Apparently the following is from a sermon on death delivered in St Paul's Cathedral on Whitsunday 1910, while the body of King Edward VII was lying in state at Westminster. The author, Canon Henry Scott Holland (see picture), also wrote the hymn, Judge Eternal Throned in Splendour, which I rather like, but I suppose that's at least partly because it's a good tune.
Anyway, I find the following very helpful.

Death is nothing at all. I have only slipped away into the next room. I am I, and you are you. Whatever we were to each other, that we still are. Call me by my old familiar name, speak to me in the easy way which you always used. Put no difference in your tone, wear no forced air of solemnity or sorrow. Laugh as we always laughed at the little jokes we enjoyed together. Play, smile, think of me, pray for me. Let my name be ever the household word that it always was, let it be spoken without effort, without the trace of a shadow on it. Life means all that it ever meant. It is the same as it ever was; there is unbroken continuity. Why should I be out of mind because I am out of sight? I am waiting for you, for an interval, somewhere very near, just round the corner. All is well.

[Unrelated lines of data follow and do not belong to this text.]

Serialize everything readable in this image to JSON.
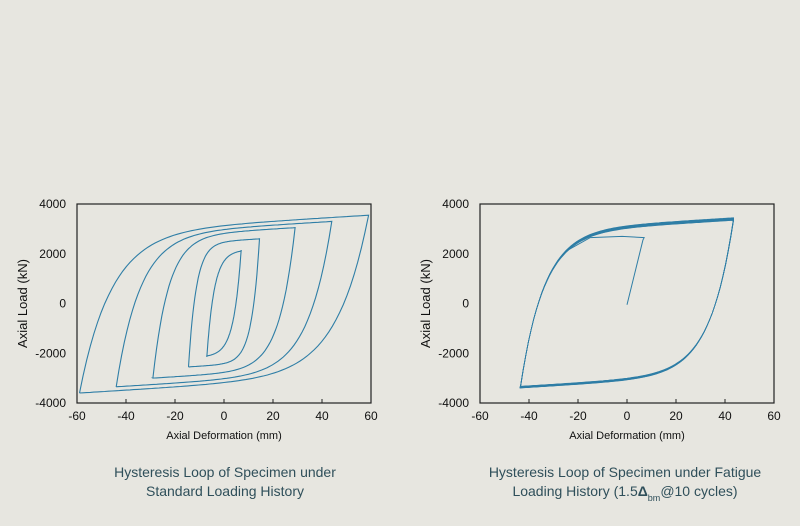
{
  "chart_data": [
    {
      "type": "line",
      "title": "Hysteresis Loop of Specimen under Standard Loading History",
      "caption_lines": [
        "Hysteresis Loop of Specimen under",
        "Standard Loading History"
      ],
      "xlabel": "Axial Deformation (mm)",
      "ylabel": "Axial Load (kN)",
      "xlim": [
        -60,
        60
      ],
      "ylim": [
        -4000,
        4000
      ],
      "xticks": [
        -60,
        -40,
        -20,
        0,
        20,
        40,
        60
      ],
      "yticks": [
        -4000,
        -2000,
        0,
        2000,
        4000
      ],
      "grid": false,
      "line_color": "#2f7ea6",
      "cycles": [
        {
          "amplitude": 7,
          "peak_tension": 2150,
          "peak_compression": -2150
        },
        {
          "amplitude": 14.5,
          "peak_tension": 2600,
          "peak_compression": -2550
        },
        {
          "amplitude": 29,
          "peak_tension": 3050,
          "peak_compression": -3000
        },
        {
          "amplitude": 44,
          "peak_tension": 3300,
          "peak_compression": -3350
        },
        {
          "amplitude": 59,
          "peak_tension": 3550,
          "peak_compression": -3600
        }
      ]
    },
    {
      "type": "line",
      "title": "Hysteresis Loop of Specimen under Fatigue Loading History (1.5Δbm@10 cycles)",
      "caption_line1": "Hysteresis Loop of Specimen under Fatigue",
      "caption_line2_pre": "Loading History (1.5",
      "caption_delta": "Δ",
      "caption_sub": "bm",
      "caption_line2_post": "@10 cycles)",
      "xlabel": "Axial Deformation (mm)",
      "ylabel": "Axial Load (kN)",
      "xlim": [
        -60,
        60
      ],
      "ylim": [
        -4000,
        4000
      ],
      "xticks": [
        -60,
        -40,
        -20,
        0,
        20,
        40,
        60
      ],
      "yticks": [
        -4000,
        -2000,
        0,
        2000,
        4000
      ],
      "grid": false,
      "line_color": "#2f7ea6",
      "initial_path": [
        [
          0,
          -50
        ],
        [
          6.5,
          2550
        ],
        [
          7,
          2650
        ],
        [
          -2,
          2700
        ],
        [
          -15,
          2650
        ],
        [
          -25,
          2100
        ]
      ],
      "cycles": [
        {
          "amplitude": 43.5,
          "peak_tension": 3450,
          "peak_compression": -3400,
          "repeats": 10
        }
      ]
    }
  ]
}
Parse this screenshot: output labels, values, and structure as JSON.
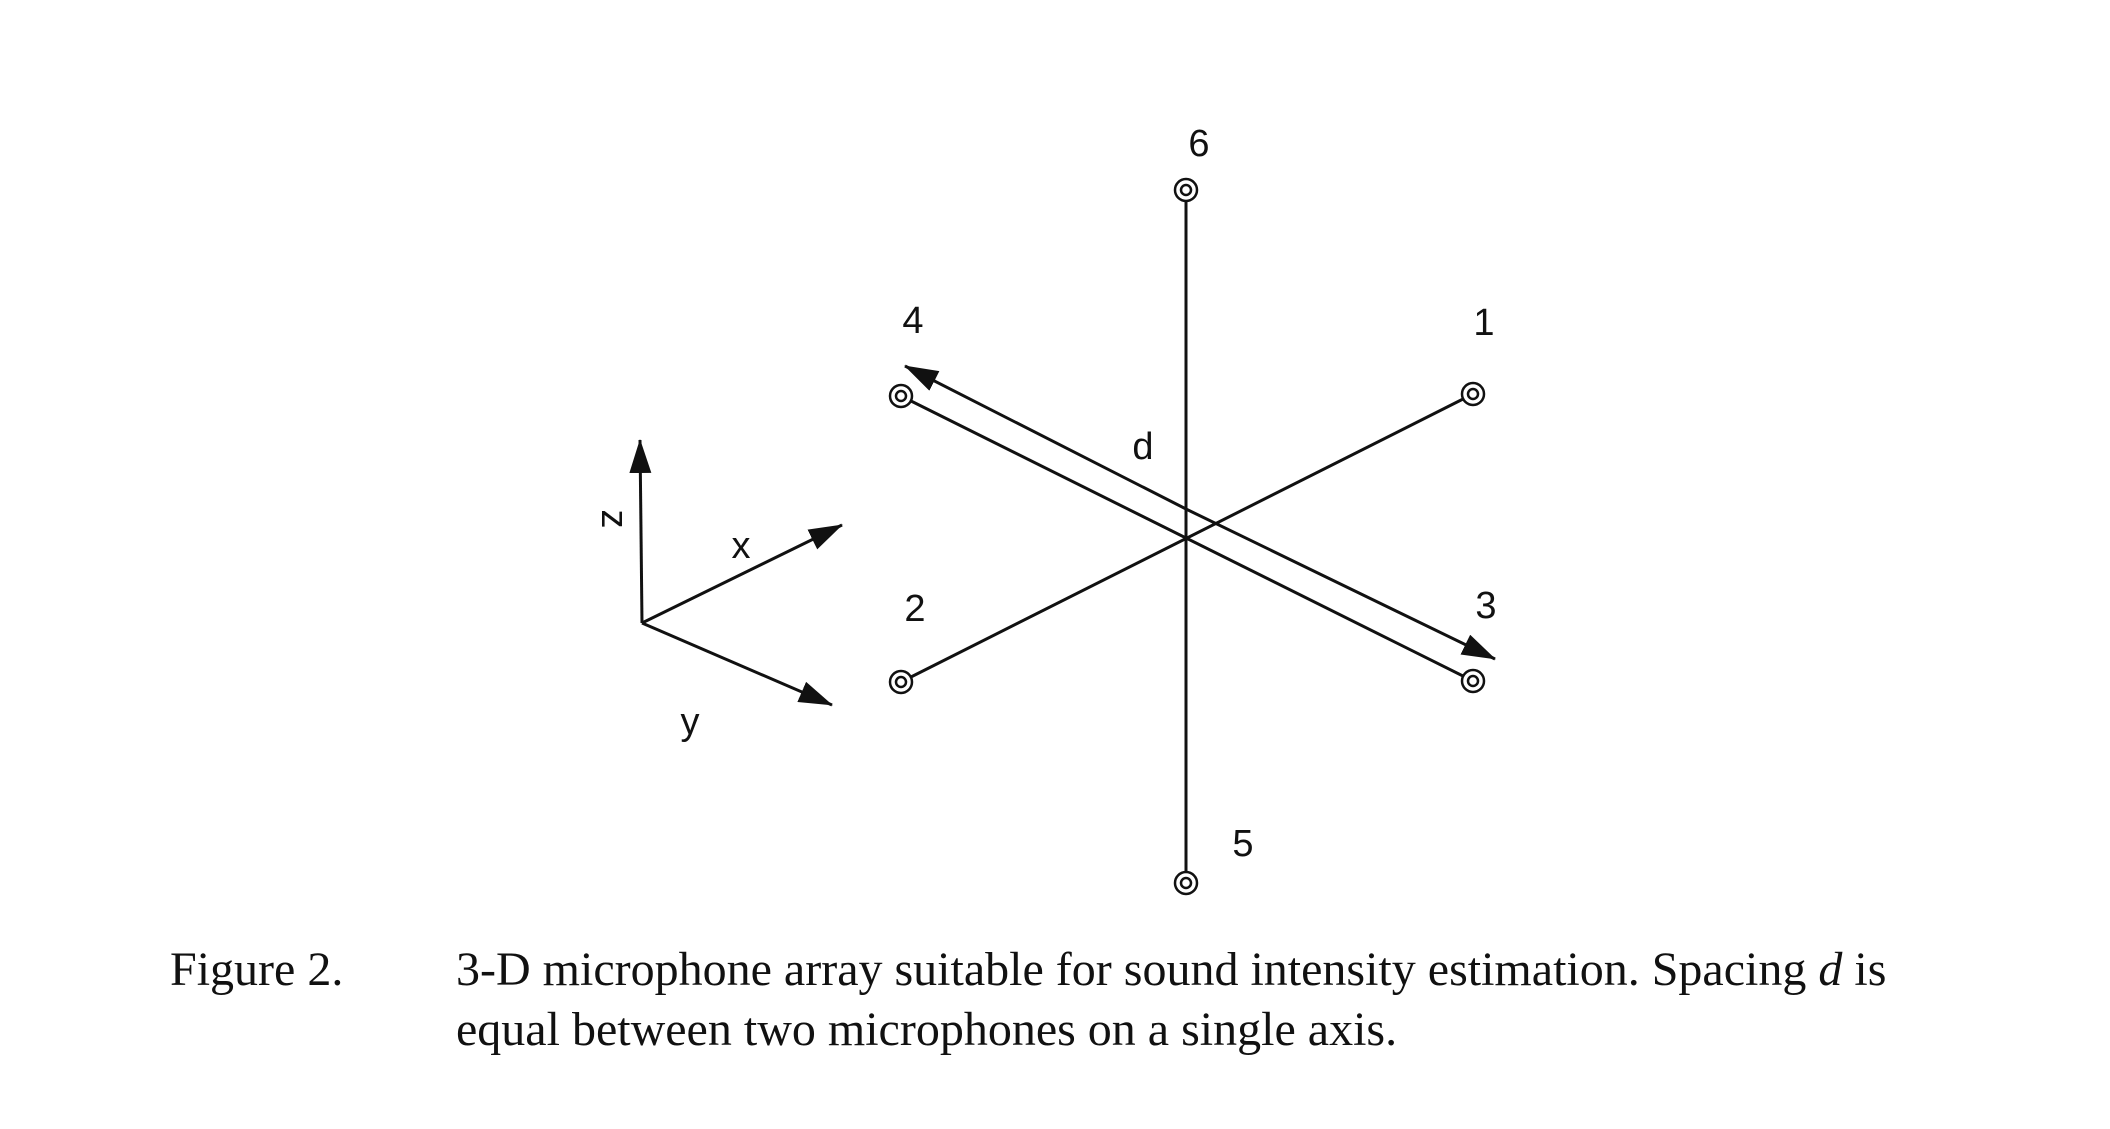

Henry Scott Holland (1847-1918) Canon of St Paul’s Cathedral.

2 comments:

  1. This comment has been removed by a blog administrator.

    ReplyDelete
  2. Nothing sinister about the fact that I have just removed a comment from this post, it's just that it used my real name and that of the friend who posted it, and I tend to try not to use real names, including mine, on my Blog.

    The comment was from a good friend expressing sympathy at the death of my grandmother, which is what prompted my post in the first place.